Minnesota Case Law ModernBERT Embedder¶
This document provides information about the Minnesota Case Law ModernBERT embedder, which is based on the conceptofmind/teraflop-minn-caselaw model from Hugging Face.
Overview¶
The Minnesota Case Law ModernBERT embedder is a sentence transformer model that generates 768-dimensional embeddings for text. It is based on the conceptofmind/teraflop-minn-caselaw model, which has been fine-tuned on Minnesota case law data, making it particularly suitable for legal document analysis.
Features¶
- 768-dimensional embeddings
 - Optimized for legal document analysis
 - Support for long documents
 - Supports PDF, TXT, DOCX, and HTML file types
 
Installation¶
The Minnesota Case Law ModernBERT embedder requires the sentence-transformers library:
pip install sentence-transformers>=2.2.2
Usage¶
Using the Embedder in Code¶
from opencontractserver.pipeline.embedders.minn_modern_bert_embedder import MinnModernBERTEmbedder
# Create an instance of the embedder
embedder = MinnModernBERTEmbedder()
# Generate embeddings for a text
text = "This is a sample legal text to embed."

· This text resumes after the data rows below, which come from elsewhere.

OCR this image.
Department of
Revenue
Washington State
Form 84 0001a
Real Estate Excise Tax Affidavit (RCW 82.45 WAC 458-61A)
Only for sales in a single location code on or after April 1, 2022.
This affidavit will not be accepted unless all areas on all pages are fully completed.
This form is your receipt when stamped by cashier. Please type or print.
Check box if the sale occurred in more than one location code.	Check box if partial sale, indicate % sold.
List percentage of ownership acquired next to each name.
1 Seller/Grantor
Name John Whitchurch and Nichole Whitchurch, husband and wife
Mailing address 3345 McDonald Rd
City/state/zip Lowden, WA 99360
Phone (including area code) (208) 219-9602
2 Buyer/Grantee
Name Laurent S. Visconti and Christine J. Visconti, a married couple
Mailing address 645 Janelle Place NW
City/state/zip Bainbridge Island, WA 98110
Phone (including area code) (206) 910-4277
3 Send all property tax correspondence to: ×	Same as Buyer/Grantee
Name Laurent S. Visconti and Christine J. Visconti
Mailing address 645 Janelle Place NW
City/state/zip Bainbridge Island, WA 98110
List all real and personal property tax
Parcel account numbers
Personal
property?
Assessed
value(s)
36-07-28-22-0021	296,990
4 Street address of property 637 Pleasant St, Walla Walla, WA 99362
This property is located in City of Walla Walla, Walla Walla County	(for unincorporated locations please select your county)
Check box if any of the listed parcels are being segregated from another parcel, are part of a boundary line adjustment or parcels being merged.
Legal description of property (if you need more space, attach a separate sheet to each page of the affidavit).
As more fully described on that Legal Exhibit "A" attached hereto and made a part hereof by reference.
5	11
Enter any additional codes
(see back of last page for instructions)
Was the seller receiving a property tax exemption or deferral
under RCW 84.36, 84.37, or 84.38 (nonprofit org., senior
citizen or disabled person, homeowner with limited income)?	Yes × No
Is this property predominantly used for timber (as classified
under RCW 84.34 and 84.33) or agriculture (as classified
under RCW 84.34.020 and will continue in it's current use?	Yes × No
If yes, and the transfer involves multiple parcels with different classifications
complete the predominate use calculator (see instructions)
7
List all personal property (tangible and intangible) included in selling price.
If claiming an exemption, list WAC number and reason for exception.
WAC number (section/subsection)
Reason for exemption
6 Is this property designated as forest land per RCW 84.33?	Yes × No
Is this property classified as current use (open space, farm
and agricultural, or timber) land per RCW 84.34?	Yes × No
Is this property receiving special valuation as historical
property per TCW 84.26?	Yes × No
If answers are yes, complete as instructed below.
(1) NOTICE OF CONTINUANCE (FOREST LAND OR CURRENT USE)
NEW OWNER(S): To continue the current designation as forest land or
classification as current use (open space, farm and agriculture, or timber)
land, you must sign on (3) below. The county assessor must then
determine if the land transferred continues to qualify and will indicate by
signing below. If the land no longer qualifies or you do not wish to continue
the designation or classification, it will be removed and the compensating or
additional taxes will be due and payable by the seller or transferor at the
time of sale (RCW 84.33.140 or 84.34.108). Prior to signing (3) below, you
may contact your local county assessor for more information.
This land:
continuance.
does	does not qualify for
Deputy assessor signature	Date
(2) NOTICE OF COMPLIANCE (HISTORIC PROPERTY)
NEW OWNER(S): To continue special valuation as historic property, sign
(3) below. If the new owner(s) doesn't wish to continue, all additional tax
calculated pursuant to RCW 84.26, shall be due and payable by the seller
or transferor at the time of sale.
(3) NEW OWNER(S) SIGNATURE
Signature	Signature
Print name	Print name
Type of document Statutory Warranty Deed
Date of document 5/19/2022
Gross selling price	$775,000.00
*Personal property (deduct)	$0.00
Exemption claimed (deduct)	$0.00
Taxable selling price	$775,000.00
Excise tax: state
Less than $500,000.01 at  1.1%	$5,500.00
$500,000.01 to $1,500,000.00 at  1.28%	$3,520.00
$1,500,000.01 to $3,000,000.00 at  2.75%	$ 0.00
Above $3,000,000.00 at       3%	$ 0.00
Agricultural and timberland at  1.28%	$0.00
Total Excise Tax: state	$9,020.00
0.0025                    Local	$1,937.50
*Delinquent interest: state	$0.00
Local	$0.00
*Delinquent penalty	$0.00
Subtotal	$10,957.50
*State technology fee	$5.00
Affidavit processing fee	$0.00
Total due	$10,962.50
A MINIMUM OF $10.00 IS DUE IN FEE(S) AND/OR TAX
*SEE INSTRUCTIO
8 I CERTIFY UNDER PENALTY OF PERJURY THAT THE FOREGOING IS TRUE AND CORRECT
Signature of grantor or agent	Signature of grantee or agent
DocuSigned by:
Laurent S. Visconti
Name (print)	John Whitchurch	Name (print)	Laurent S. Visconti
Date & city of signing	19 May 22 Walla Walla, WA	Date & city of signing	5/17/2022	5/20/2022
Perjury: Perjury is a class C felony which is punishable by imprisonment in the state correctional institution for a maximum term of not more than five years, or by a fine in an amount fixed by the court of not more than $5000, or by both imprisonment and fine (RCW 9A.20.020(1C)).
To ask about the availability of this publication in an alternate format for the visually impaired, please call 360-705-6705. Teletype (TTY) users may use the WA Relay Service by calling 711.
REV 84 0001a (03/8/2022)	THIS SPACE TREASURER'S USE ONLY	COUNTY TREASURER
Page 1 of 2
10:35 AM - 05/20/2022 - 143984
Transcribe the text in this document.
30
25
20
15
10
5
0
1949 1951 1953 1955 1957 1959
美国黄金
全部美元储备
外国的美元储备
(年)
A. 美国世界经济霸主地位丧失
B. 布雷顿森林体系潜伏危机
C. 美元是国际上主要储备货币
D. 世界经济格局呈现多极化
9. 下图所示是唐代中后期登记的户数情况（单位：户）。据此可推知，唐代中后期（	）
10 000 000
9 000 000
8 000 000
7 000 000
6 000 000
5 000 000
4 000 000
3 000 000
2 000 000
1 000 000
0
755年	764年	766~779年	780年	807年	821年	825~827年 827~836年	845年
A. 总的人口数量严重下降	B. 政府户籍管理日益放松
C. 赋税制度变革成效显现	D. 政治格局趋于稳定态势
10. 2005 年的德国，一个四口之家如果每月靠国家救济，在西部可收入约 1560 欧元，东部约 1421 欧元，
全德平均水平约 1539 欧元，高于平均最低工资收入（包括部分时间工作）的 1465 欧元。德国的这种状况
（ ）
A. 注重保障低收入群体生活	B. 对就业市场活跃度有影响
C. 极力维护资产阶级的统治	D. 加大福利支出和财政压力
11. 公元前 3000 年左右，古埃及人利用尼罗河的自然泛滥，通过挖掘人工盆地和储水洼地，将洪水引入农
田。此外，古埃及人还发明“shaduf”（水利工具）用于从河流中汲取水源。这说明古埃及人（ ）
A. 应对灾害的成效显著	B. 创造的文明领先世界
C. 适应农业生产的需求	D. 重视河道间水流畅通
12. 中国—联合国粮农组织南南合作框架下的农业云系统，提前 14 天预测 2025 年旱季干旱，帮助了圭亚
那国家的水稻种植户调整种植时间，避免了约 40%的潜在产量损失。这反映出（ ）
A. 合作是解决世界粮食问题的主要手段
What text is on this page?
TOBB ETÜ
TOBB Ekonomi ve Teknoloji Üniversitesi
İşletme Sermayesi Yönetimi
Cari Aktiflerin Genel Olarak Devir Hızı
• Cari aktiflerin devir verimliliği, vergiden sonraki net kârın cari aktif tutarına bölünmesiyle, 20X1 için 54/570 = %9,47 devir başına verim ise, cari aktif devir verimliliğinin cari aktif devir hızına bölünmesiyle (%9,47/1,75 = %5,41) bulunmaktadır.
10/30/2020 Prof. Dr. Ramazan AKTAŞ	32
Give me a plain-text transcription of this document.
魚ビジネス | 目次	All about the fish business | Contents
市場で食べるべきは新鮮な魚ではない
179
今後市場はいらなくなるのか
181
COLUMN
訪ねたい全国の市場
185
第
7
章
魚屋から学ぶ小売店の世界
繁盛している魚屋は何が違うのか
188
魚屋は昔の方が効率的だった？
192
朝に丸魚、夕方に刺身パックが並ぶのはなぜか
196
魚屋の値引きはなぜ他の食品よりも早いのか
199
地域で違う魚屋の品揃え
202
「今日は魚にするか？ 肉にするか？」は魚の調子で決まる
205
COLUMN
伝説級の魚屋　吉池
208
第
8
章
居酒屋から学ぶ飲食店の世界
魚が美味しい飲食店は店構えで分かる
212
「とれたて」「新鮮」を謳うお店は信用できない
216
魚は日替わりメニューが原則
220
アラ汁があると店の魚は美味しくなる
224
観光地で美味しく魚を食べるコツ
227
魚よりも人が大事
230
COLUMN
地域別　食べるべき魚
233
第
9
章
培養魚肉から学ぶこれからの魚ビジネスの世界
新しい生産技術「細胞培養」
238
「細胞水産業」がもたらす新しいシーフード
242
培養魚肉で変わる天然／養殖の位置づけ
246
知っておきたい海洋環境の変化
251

embedding = embedder.embed_text(text)
# The embedding is a list of 768 floating-point values
print(f"Embedding dimension: {len(embedding)}")
Docker Setup¶
We provide a Docker setup to run the Minnesota Case Law ModernBERT embedder as a service:
- Build and start the service:
 
docker-compose -f docker-compose.minn_modernbert.yml up -d
-  
The model will be downloaded and cached in a Docker volume.
 -  
The service includes a healthcheck to ensure the model is loaded correctly.
 
Configuration¶
The Minnesota Case Law ModernBERT embedder is configured in config/settings/base.py:
# Minnesota Case Law ModernBERT embedder settings
MINN_MODERNBERT_EMBEDDERS = {
    "application/pdf": "opencontractserver.pipeline.embedders.minn_modern_bert_embedder.MinnModernBERTEmbedder768",
    "text/plain": "opencontractserver.pipeline.embedders.minn_modern_bert_embedder.MinnModernBERTEmbedder768",
    "text/html": "opencontractserver.pipeline.embedders.minn_modern_bert_embedder.MinnModernBERTEmbedder768",
    "application/vnd.openxmlformats-officedocument.wordprocessingml.document": "opencontractserver.pipeline.embedders.minn_modern_bert_embedder.MinnModernBERTEmbedder768",
}
Model Details¶
- Base Model: conceptofmind/teraflop-minn-caselaw
 - Output Dimensionality: 768 dimensions
 - Similarity Function: Cosine Similarity
 - Training Dataset: Minnesota case law
 
Performance Considerations¶
- The first time the model is used, it will be downloaded from Hugging Face, which may take some time.
 - For faster startup, use the Docker setup which preloads the model.
 - Using GPU acceleration is recommended for processing large volumes of text.